1.2 Memory and storage Flashcards
What are the 3 number systems?
- Denary (base 10)
- Binary (base 2)
- Hexadecimal (base 16)
Denary
- 10 Digits: 0, 1, 2, 3, 4, 5, 6, 7, 8 and 9
- Place values are powers of 10 (100s, 10s, 1s)
Binary
- 2 Digits: 0 and 1
- Place values are powers of 2 (8s, 4s, 2s, 1s)
Hexadecimal
- 16 Digits - 0, 1, 2, 3, 4, 5, 6, 7, 8, 9, A, B, C, D, E and F
- Place values powers of 16 (256s, 16s, 1s)
Converting binary to denary
- Put the number in a binary place value table
- Add up the place values in columns where there’s a 1
Converting denary to binary
- Draw a binary place value table
- Keep subtracting the biggest place values you can until you’re left with 0
- If you subtracted a place value, put a 1 in that column, otherwise put a 0
Converting Hex to Denary
- Put the number in a hex place value table
- Convert each value to hex
- Add up the results
Converting Denary to Hex
- Dividing by 16 to get a quotient and a remainder
- Convert each to hex
- The quotient is the 1st digit and the remainder is the 2nd
Converting Binary to Hex
- Put the numbers in a table that repeats 8, 4, 2, 1
- If the binary isn’t 8 bits, add 0s to the front so that it can split into nibbles
- For each nibble, add up the place values in columns where there’s a 1, and convert into hex
Converting Hex to Binary
- Convert each hex digits into a 4-bit binary number
- Put the nibbles together
Binary addition
- Use column addition
- Follow the 4 rules:
1) 0 + 0 = 0
2) 1 + 0 = 1
3) 1 + 1 = 10 (carry a 1)
4) 1 + 1 + 1 = 11 (carry a 1)
Binary shifts
- Move every bit left or right a certain number of places
- Gaps at the beginning or end of the number are filled in with 0s
- Left shifts -> Multiplying -> For every place, number is doubled
- Right shifts -> Dividing -> For every place, number is halved
Overflow error
- When binary arithmetic gives a result that requires more bits than the CPU is expecting
- Can lead to a loss of data or precision
- In binary addition, two 8-bit numbers might add to give a 9-bit number.
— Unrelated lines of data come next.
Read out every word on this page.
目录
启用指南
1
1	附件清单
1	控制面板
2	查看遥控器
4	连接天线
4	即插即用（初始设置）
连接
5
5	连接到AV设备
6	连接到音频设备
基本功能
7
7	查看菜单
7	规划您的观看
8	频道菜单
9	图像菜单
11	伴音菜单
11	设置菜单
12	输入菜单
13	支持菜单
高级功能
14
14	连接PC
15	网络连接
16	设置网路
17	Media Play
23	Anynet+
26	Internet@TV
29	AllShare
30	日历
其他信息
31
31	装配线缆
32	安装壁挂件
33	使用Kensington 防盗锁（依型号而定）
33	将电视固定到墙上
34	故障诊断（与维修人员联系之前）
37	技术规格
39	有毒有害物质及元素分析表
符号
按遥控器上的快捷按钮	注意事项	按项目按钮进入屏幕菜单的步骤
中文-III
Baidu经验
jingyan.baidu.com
If the CPU expects an 8-bit answer then bits will be lost
- Left shifts can cause the most significant bits to be lost
- Right shifts can cause the least significant bits to be lost
Eight units of data size
- Bits (b) -> a single binary digit (1 or 0)
- Nibble -> 4 bits
- Byte (B) -> 8 bits
- Kilobytes (kB) -> 1000 bytes
- Megabyte (MB) -> 1000 Kilobytes
- Gigabyte (GB) -> 1000 Megabytes
- Terabyte (TB) -> 1000 Gigabytes
- Petabyte (PB) -> 1000 Terabytes
How does computer store and process data?
- Binary
- Use 0s and 1s to represent flow of electricity -> 1 shows electricity is flowing, 0 shows that it isn’t flowing
- Each 1 or 0 in binary data is a bit. The size of the file is the numbers of 0s and 1s that make up its data
Data compression
Making file sizes smaller, while trying to stay as true to the original as possible
Benefits of data compression
- Compressed files use less storage space
- Streaming/downloading takes less bandwidth
- Some services like email have file size limits -> compression can get a file below the limit
Two types of compression
- Lossy compression -> permanently removes data from the file
- Lossless compression -> Temporarily removes data to store the file, and restores it to its original state when opened
Advantages of lossy compression
- Big reduction in file size -> easier to store, faster to download
- Commonly used -> lots of software can read lossy files
Disadvantages of lossy compression
- Loses data -> can’t be turned back into the original
- Can’t be used on text/software
- Reduction in quality
Disadvantages of lossless compression
- Comparatively small reduction in file size -> lossless files take up more storage space than lossy files
Characters
Uppercase and lowercase letters, the digits 0-9, and symbols like ?, + and £. Used to make words and strings
Character sets
Collections of characters that a computer recognises from their binary representation, used to convert characters to binary code and vice versa
ASCII
- Each character is given a 7-bit binary code -> can represent 128 different characters
- Extra 0 is added to the start of each binary code so each character uses 1 byte
Unicode
- Covers all major languages, including ones that use different alphabets
- Uses multiple bytes for each character
- First 128 characters in Unicode are the same as ASCII
Text file sizes
File size (in bits) = number of bits per character x number of characters
Bitmap
A type of image made up of lots of tiny dots, called pixels. Colour of each pixel is stored using a binary code
Image resolution
Number of pixels in a bitmap image -> width x height
Colour depth
The number of bits used to represent each pixel -> total number of colours = 2 to the power of n (where n = colour depth)
Image file sizes
- File size (in bits) = image resolution x colour depth = width x height x colour depth
- Increasing the image resolution or colour depth will usually give a higher quality image, but a larger file size
Metadata
Data stored in a file which contains information about the file. Helps the computer to recreate the image on the screen from the binary data
Sampling
Converting an analogue sound wave into digital data that can be read and stored by a computer
Sample rate
The number of samples taken per second. It is usually measured in hertz (Hz).
Bit depth
The number of bits available for each sample
Sound sampling process
- The amplitude of the sound wave is measured at fixed intervals -> sample rate
- Recreated digitally based on the measurements taken -> bit depth
- Will have lost some accuracy
Sound file sizes
File size (in bits) = Sample rate (Hz) x bit depth x length (seconds)